As you adapt to becoming a landlord and learn how to manage a property in Kenya, you may consider purchasing a larger property with more income in the future. As you grow, it becomes more easier to purchase and manage more properties in Kenya hence earning a greater income, ignoring the tenant gap.

If you plan well when investing in real estate in Kenya, it’s possible to cover the entire mortgage and live comfortably.

  1. Plan out your expenses

When considering real estate as an investment purpose, you will need to consider various factors such as the landlord tax, maintenance costs/service charge as well as possible repairs. Consult with the rental companies in Kenya, and have them handle rent collection as well as doing repairs.

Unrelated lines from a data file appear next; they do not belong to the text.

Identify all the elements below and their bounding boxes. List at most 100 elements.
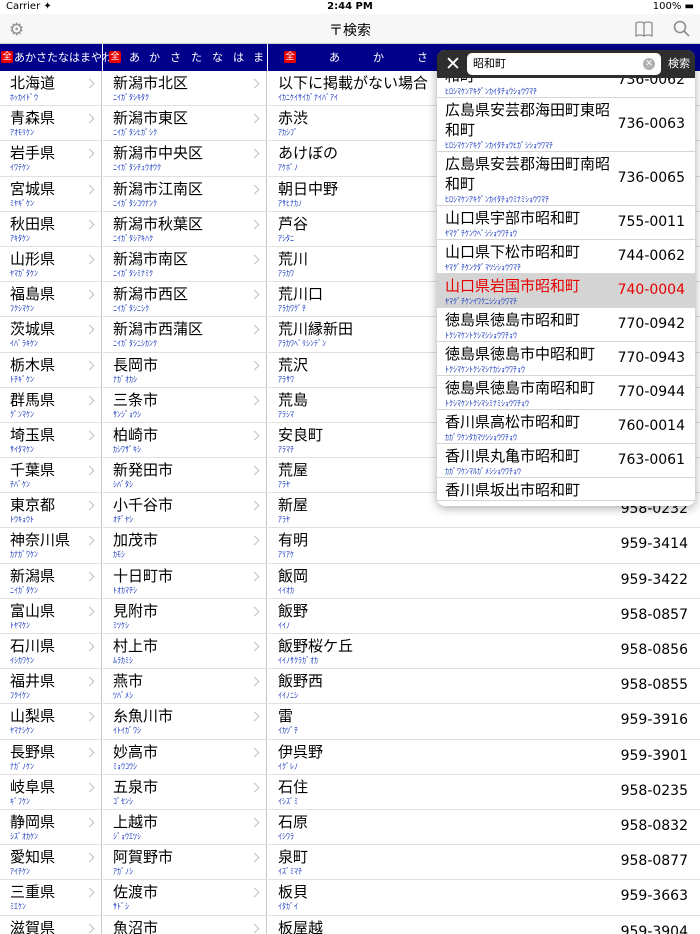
search-result-row[interactable]: 山口県下松市昭和町 ﾔﾏｸﾞﾁｹﾝｸﾀﾞﾏﾂｼｼｮｳﾜﾏﾁ 744-0062 — [437, 240, 695, 274]
kana-index-letter[interactable]: あ — [329, 44, 340, 71]
city-row[interactable]: 新潟市西区 ﾆｲｶﾞﾀｼﾆｼｸ — [103, 282, 266, 318]
prefecture-row[interactable]: 神奈川県 ｶﾅｶﾞﾜｹﾝ — [0, 528, 101, 564]
kana-index-letter[interactable]: あ — [129, 44, 140, 71]
town-row[interactable]: 飯野西 ｲｲﾉﾆｼ 958-0855 — [268, 669, 700, 705]
city-row[interactable]: 十日町市 ﾄｵｶﾏﾁｼ — [103, 564, 266, 599]
search-result-row[interactable]: 徳島県徳島市昭和町 ﾄｸｼﾏｹﾝﾄｸｼﾏｼｼｮｳﾜﾁｮｳ 770-0942 — [437, 308, 695, 342]
book-icon[interactable] — [634, 19, 654, 39]
town-row-reading: ｱﾗｼﾏ — [278, 409, 294, 419]
city-row[interactable]: 魚沼市 — [103, 916, 266, 934]
town-row[interactable]: 石原 ｲｼﾜﾗ 958-0832 — [268, 810, 700, 846]
search-result-row[interactable]: 和町ﾋﾛｼﾏｹﾝｱｷｸﾞﾝｶｲﾀﾁｮｳｼｮｳﾜﾏﾁ736-0062 — [437, 78, 695, 98]
kana-index-letter[interactable]: な — [212, 44, 223, 71]
city-row[interactable]: 上越市 ｼﾞｮｳｴﾂｼ — [103, 810, 266, 846]
prefecture-row-reading: ﾌｸｼﾏｹﾝ — [10, 304, 34, 314]
town-row[interactable]: 飯野桜ケ丘 ｲｲﾉｻｸﾗｶﾞｵｶ 958-0856 — [268, 634, 700, 670]
prefecture-row[interactable]: 三重県 ﾐｴｹﾝ — [0, 880, 101, 916]
prefecture-row[interactable]: 千葉県 ﾁﾊﾞｹﾝ — [0, 458, 101, 494]
town-row-name: 荒川口 — [278, 285, 324, 304]
prefecture-row[interactable]: 岐阜県 ｷﾞﾌｹﾝ — [0, 775, 101, 810]
search-result-row[interactable]: 香川県坂出市昭和町 — [437, 478, 695, 501]
city-row[interactable]: 村上市 ﾑﾗｶﾐｼ — [103, 634, 266, 670]
chevron-right-icon — [84, 324, 95, 335]
prefecture-row[interactable]: 岩手県 ｲﾜﾃｹﾝ — [0, 141, 101, 177]
prefecture-row[interactable]: 長野県 ﾅｶﾞﾉｹﾝ — [0, 740, 101, 775]
city-row[interactable]: 新潟市中央区 ﾆｲｶﾞﾀｼﾁｭｳｵｳｸ — [103, 141, 266, 177]
prefecture-row[interactable]: 群馬県 ｸﾞﾝﾏｹﾝ — [0, 388, 101, 423]
search-button[interactable]: 検索 — [663, 50, 695, 78]
all-index-badge[interactable]: 全 — [284, 51, 296, 63]
prefecture-row[interactable]: 埼玉県 ｻｲﾀﾏｹﾝ — [0, 423, 101, 459]
town-row[interactable]: 板貝 ｲﾀｶﾞｲ 959-3663 — [268, 880, 700, 916]
town-row[interactable]: 泉町 ｲｽﾞﾐﾏﾁ 958-0877 — [268, 845, 700, 881]
city-row[interactable]: 新潟市東区 ﾆｲｶﾞﾀｼﾋｶﾞｼｸ — [103, 106, 266, 142]
search-result-row[interactable]: 香川県高松市昭和町 ｶｶﾞﾜｹﾝﾀｶﾏﾂｼｼｮｳﾜﾁｮｳ 760-0014 — [437, 410, 695, 444]
city-row[interactable]: 三条市 ｻﾝｼﾞｮｳｼ — [103, 388, 266, 423]
prefecture-row[interactable]: 北海道 ﾎｯｶｲﾄﾞｳ — [0, 71, 101, 107]
city-row[interactable]: 柏崎市 ｶｼﾜｻﾞｷｼ — [103, 423, 266, 459]
kana-index-letters[interactable]: あかさたなはまやわ — [14, 44, 113, 71]
kana-index-letter[interactable]: か — [373, 44, 384, 71]
kana-index-letter[interactable]: ま — [253, 44, 264, 71]
town-row[interactable]: 飯野 ｲｲﾉ 958-0857 — [268, 599, 700, 634]
city-row[interactable]: 糸魚川市 ｲﾄｲｶﾞﾜｼ — [103, 704, 266, 740]
city-row[interactable]: 新潟市北区 ﾆｲｶﾞﾀｼｷﾀｸ — [103, 71, 266, 107]
city-row[interactable]: 新潟市西蒲区 ﾆｲｶﾞﾀｼﾆｼｶﾝｸ — [103, 317, 266, 353]
search-result-row[interactable]: 徳島県徳島市中昭和町 ﾄｸｼﾏｹﾝﾄｸｼﾏｼﾅｶｼｮｳﾜﾁｮｳ 770-0943 — [437, 342, 695, 376]
city-row[interactable]: 燕市 ﾂﾊﾞﾒｼ — [103, 669, 266, 705]
city-row[interactable]: 新潟市江南区 ﾆｲｶﾞﾀｼｺｳﾅﾝｸ — [103, 177, 266, 212]
kana-index-letter[interactable]: か — [149, 44, 160, 71]
prefecture-row[interactable]: 滋賀県 — [0, 916, 101, 934]
prefecture-row[interactable]: 山梨県 ﾔﾏﾅｼｹﾝ — [0, 704, 101, 740]
city-row-reading: ﾂﾊﾞﾒｼ — [113, 691, 133, 701]
city-row[interactable]: 長岡市 ﾅｶﾞｵｶｼ — [103, 353, 266, 388]
prefecture-row[interactable]: 愛知県 ｱｲﾁｹﾝ — [0, 845, 101, 881]
search-result-row[interactable]: 香川県丸亀市昭和町 ｶｶﾞﾜｹﾝﾏﾙｶﾞﾒｼｼｮｳﾜﾁｮｳ 763-0061 — [437, 444, 695, 478]
city-row[interactable]: 佐渡市 ｻﾄﾞｼ — [103, 880, 266, 916]
prefecture-row[interactable]: 富山県 ﾄﾔﾏｹﾝ — [0, 599, 101, 634]
prefecture-row[interactable]: 栃木県 ﾄﾁｷﾞｹﾝ — [0, 353, 101, 388]
city-row[interactable]: 阿賀野市 ｱｶﾞﾉｼ — [103, 845, 266, 881]
prefecture-row[interactable]: 秋田県 ｱｷﾀｹﾝ — [0, 212, 101, 247]
close-icon[interactable]: ✕ — [443, 54, 463, 74]
town-row[interactable]: 飯岡 ｲｲｵｶ 959-3422 — [268, 564, 700, 599]
kana-index-letter[interactable]: さ — [417, 44, 428, 71]
city-row[interactable]: 新潟市南区 ﾆｲｶﾞﾀｼﾐﾅﾐｸ — [103, 247, 266, 283]
search-result-row[interactable]: 徳島県徳島市南昭和町 ﾄｸｼﾏｹﾝﾄｸｼﾏｼﾐﾅﾐｼｮｳﾜﾁｮｳ 770-0944 — [437, 376, 695, 410]
prefecture-row[interactable]: 新潟県 ﾆｲｶﾞﾀｹﾝ — [0, 564, 101, 599]
prefecture-row[interactable]: 東京都 ﾄｳｷｮｳﾄ — [0, 493, 101, 529]
prefecture-row[interactable]: 茨城県 ｲﾊﾞﾗｷｹﾝ — [0, 317, 101, 353]
city-row[interactable]: 新潟市秋葉区 ﾆｲｶﾞﾀｼｱｷﾊｸ — [103, 212, 266, 247]
prefecture-row[interactable]: 宮城県 ﾐﾔｷﾞｹﾝ — [0, 177, 101, 212]
search-input[interactable]: 昭和町 ✕ — [467, 53, 661, 75]
town-row[interactable]: 有明 ｱﾘｱｹ 959-3414 — [268, 528, 700, 564]
prefecture-row[interactable]: 石川県 ｲｼｶﾜｹﾝ — [0, 634, 101, 670]
search-result-row[interactable]: 広島県安芸郡海田町東昭和町 ﾋﾛｼﾏｹﾝｱｷｸﾞﾝｶｲﾀﾁｮｳﾋｶﾞｼｼｮｳﾜﾏﾁ… — [437, 98, 695, 152]
prefecture-row[interactable]: 福島県 ﾌｸｼﾏｹﾝ — [0, 282, 101, 318]
kana-index-letter[interactable]: た — [191, 44, 202, 71]
prefecture-row[interactable]: 山形県 ﾔﾏｶﾞﾀｹﾝ — [0, 247, 101, 283]
all-index-badge[interactable]: 全 — [1, 51, 13, 63]
search-icon[interactable] — [672, 19, 692, 39]
town-row[interactable]: 雷ｲｶﾂﾞﾁ 959-3916 — [268, 704, 700, 740]
city-row[interactable]: 妙高市 ﾐｮｳｺｳｼ — [103, 740, 266, 775]
search-result-row[interactable]: 山口県岩国市昭和町 ﾔﾏｸﾞﾁｹﾝｲﾜｸﾆｼｼｮｳﾜﾏﾁ 740-0004 — [437, 274, 695, 308]
city-row[interactable]: 見附市 ﾐﾂｹｼ — [103, 599, 266, 634]
city-row[interactable]: 加茂市 ｶﾓｼ — [103, 528, 266, 564]
kana-index-letter[interactable]: は — [233, 44, 244, 71]
prefecture-row[interactable]: 福井県 ﾌｸｲｹﾝ — [0, 669, 101, 705]
prefecture-row[interactable]: 青森県 ｱｵﾓﾘｹﾝ — [0, 106, 101, 142]
city-row[interactable]: 小千谷市 ｵﾁﾞﾔｼ — [103, 493, 266, 529]
all-index-badge[interactable]: 全 — [109, 51, 121, 63]
prefecture-row[interactable]: 静岡県 ｼｽﾞｵｶｹﾝ — [0, 810, 101, 846]
town-row[interactable]: 板屋越 959-3904 — [268, 916, 700, 934]
city-row[interactable]: 新発田市 ｼﾊﾞﾀｼ — [103, 458, 266, 494]
search-result-row[interactable]: 山口県宇部市昭和町 ﾔﾏｸﾞﾁｹﾝｳﾍﾞｼｼｮｳﾜﾁｮｳ 755-0011 — [437, 206, 695, 240]
search-result-row[interactable]: 広島県安芸郡海田町南昭和町 ﾋﾛｼﾏｹﾝｱｷｸﾞﾝｶｲﾀﾁｮｳﾐﾅﾐｼｮｳﾜﾏﾁ 7… — [437, 152, 695, 206]
kana-index-letter[interactable]: さ — [170, 44, 181, 71]
town-row[interactable]: 石住 ｲｼｽﾞﾐ 958-0235 — [268, 775, 700, 810]
town-row[interactable]: 伊呉野 ｲｸﾞﾚﾉ 959-3901 — [268, 740, 700, 775]
city-row[interactable]: 五泉市 ｺﾞｾﾝｼ — [103, 775, 266, 810]
clear-icon[interactable]: ✕ — [643, 58, 655, 70]
chevron-right-icon — [249, 606, 260, 617]
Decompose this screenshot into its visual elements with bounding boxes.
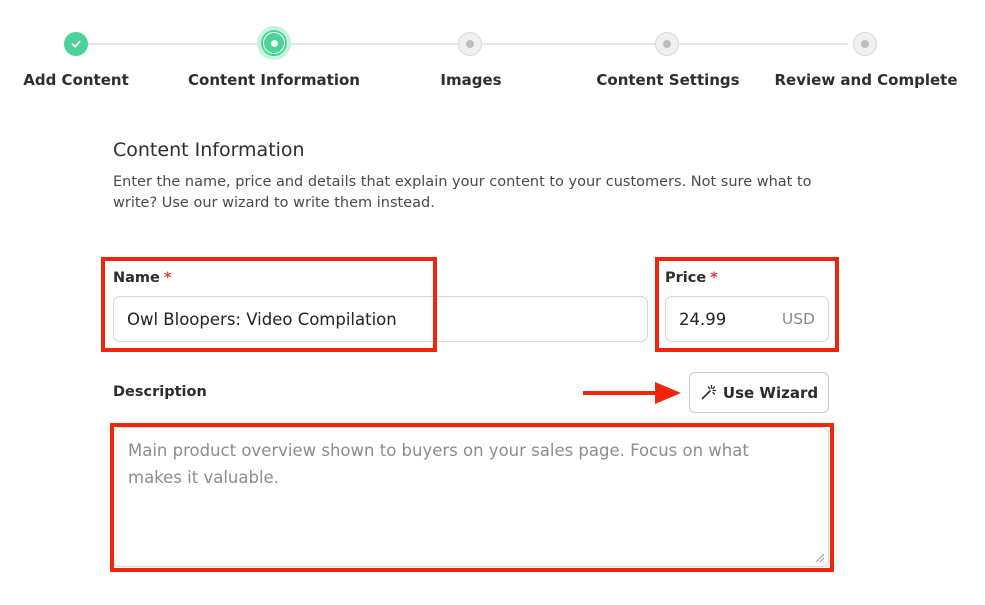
step-2-active-indicator[interactable] [257, 26, 291, 60]
use-wizard-button[interactable]: Use Wizard [689, 372, 829, 413]
step-label-images[interactable]: Images [440, 71, 501, 89]
step-5-pending-indicator[interactable] [853, 32, 877, 56]
step-3-pending-indicator[interactable] [458, 32, 482, 56]
annotation-box-price [655, 257, 839, 352]
section-description: Enter the name, price and details that e… [113, 174, 812, 211]
check-icon [71, 40, 81, 48]
step-label-review-and-complete[interactable]: Review and Complete [775, 71, 958, 89]
active-ring [263, 32, 285, 54]
magic-wand-icon [701, 384, 717, 400]
section-title: Content Information [113, 139, 305, 161]
annotation-box-description [110, 423, 834, 572]
step-label-content-settings[interactable]: Content Settings [596, 71, 739, 89]
step-label-add-content[interactable]: Add Content [23, 71, 129, 89]
step-label-content-information[interactable]: Content Information [188, 71, 360, 89]
step-1-done-indicator[interactable] [64, 32, 88, 56]
page: Add Content Content Information Images C… [0, 0, 985, 605]
annotation-box-name [101, 257, 437, 352]
description-label: Description [113, 384, 207, 400]
annotation-arrow-icon [583, 382, 681, 404]
step-4-pending-indicator[interactable] [655, 32, 679, 56]
use-wizard-label: Use Wizard [722, 383, 819, 402]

When pricing the rental houses, make sure you include all the costs involved such as service charge. This minimizes a tug-of-war between you and the tenants. It’s important to insure the property for natural disasters as well as setting aside a certain amount of cash to cover any major repair. Set a sinking fund purposely for the property.

  1. Do research on the property

Before purchasing a property and you plan to resell it, do adequate research on the property. If its land, go to Ardhi House in Nairobi-Kenya to have a copy of the title deed. Look around for any social amenity present such as schools, hospitals, are the roads passable and what close to the property. Factors such as availability of water, the neighbourhood and any factor that may affect the property need to be put into consideration.

Once adequate research has been done, consider the investment whether it is worth the risk or a waste of money.  Investment should be a future-oriented aspect but not led through emotions.